IGS / gEAR

The gEAR Portal was created as a data archive and viewer for gene expression data including microarrays, bulk RNA-Seq, single-cell RNA-Seq and more.
https://umgear.org
GNU Affero General Public License v3.0
14 stars 4 forks source link

create a gene cart format that can include many named unweighted gene carts #598

Open carlocolantuoni opened 1 year ago

carlocolantuoni commented 1 year ago

create gene a cart format that can include many named unweighted gene carts, i.e. simple unweighted gene lists, such as a set or marker genes for 5 different cell types.

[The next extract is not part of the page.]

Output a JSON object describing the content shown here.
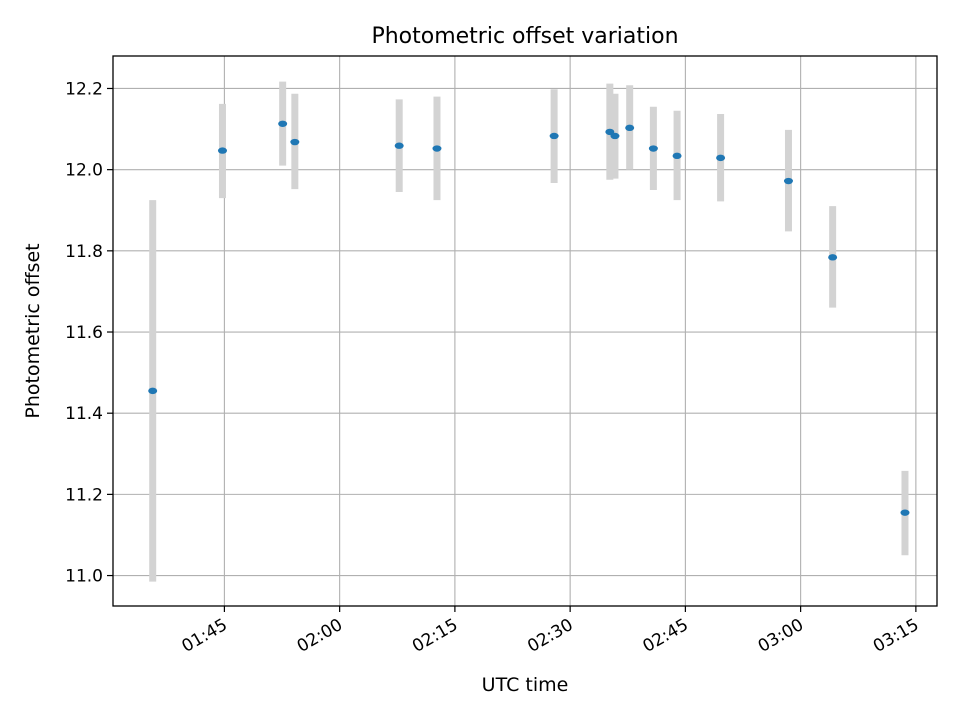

this could simply look like this: image

adkinsrs commented 1 year ago

I would assume that the possibility of one gene belonging to multiple labels needs to exist in this. Maybe we could call this a "labeled" or "categorical" gene cart that would be stored as a new database table (most likely) and then converted to intermediate JSON structure ({label:[gene1, gene2]}) in code

adkinsrs commented 11 months ago

Thoughts I have with respect to this

  1. (QUESTION) I assume this is going to be used for projections, right? What would you like to use these carts for beyond that?
  2. (THOUGHTS) Currently, this implementation (the image from the opening comment) does not suggest that Ensembl IDs will be provided.. To me, this means that we need to implement these like unweighted gene carts which use the Ensembl ID stored in the database.
  3. (COMMENT) I think the best way to handle this is to add the "labeled" gene cart in the gene cart table in the database, but for each label break them into unweighted gene carts and add them in to the gene cart table as well. There will be a new "parent gene cart" table (because "gene cart group" is already taken) that will like the labeled gene cart and each unweighted gene cart. The only downside I can think of is the potential for a lot of new unweighted carts to choose from in normal tasks.
  4. (THOUGHTS) We could also have some gene cart manager functionality to let you build a labeled gene cart from existing unweighted gene carts in the database. I suppose you could do this with weighted gene carts too, but they are usually not applicable.
  5. (THOUGHTS) It's worth noting that currently the plotting API calls do not have functionality to map the genes to their label (and would drop duplicated genes across labels). We would have to add some new functionality/visualization to the plots to delineate the labels (colors, shapes, etc.). Scanpy already does this with several of their plotting tools, but we would have to build our own for the plotly functions.
  6. (COMMENT) I think for ease of use, there are two ways to require the user to submit these files
    1. Like Carlo has it in the opening image. But this would pretty much restrict the user to Excel-format only since the user would have to skip tabs or commas if submitting a text file with the labels-as-headers approach
    2. Have the first column be the "label" column... one label per row. Everything after that (comma or tab-delineated) is a gene for that label. We will have to enforce not space-separated since labels could have spaces. I am in favor of this approach personally as it opens up submission types to tsv- and csv- types
carlocolantuoni commented 11 months ago

1 - yes, for projection and multigene views 2 - yes - i think it should work as unweighted gene carts currently work, with the exception that this would be several linked unweighted gene carts (1 in each column) 3 - might have to discuss this one - i dont get all the details here (likely because i dont kno the details of how gene carts are stored etc). but i do agree i dont think we want them all individually indexed - the lists of carts will grow too big. does this neccessiate a new "class" of cart for these grouped/labeld unweighted carts? 4 - makes sense to me, dont think we need this for weighted carts 5 - dont get this either - lets discuss

adkinsrs commented 1 month ago

It just occurred to me that this could be accomplished by taking the entire union of all genes, and create a weighted gene cart where the loadings are the labels and the values are a binary 1 (is in label set) or 0.

So maybe what we can do is to add a new uploader function in the gene cart manager that would take the format in the opening photo and convert it to a binary weighted gene cart.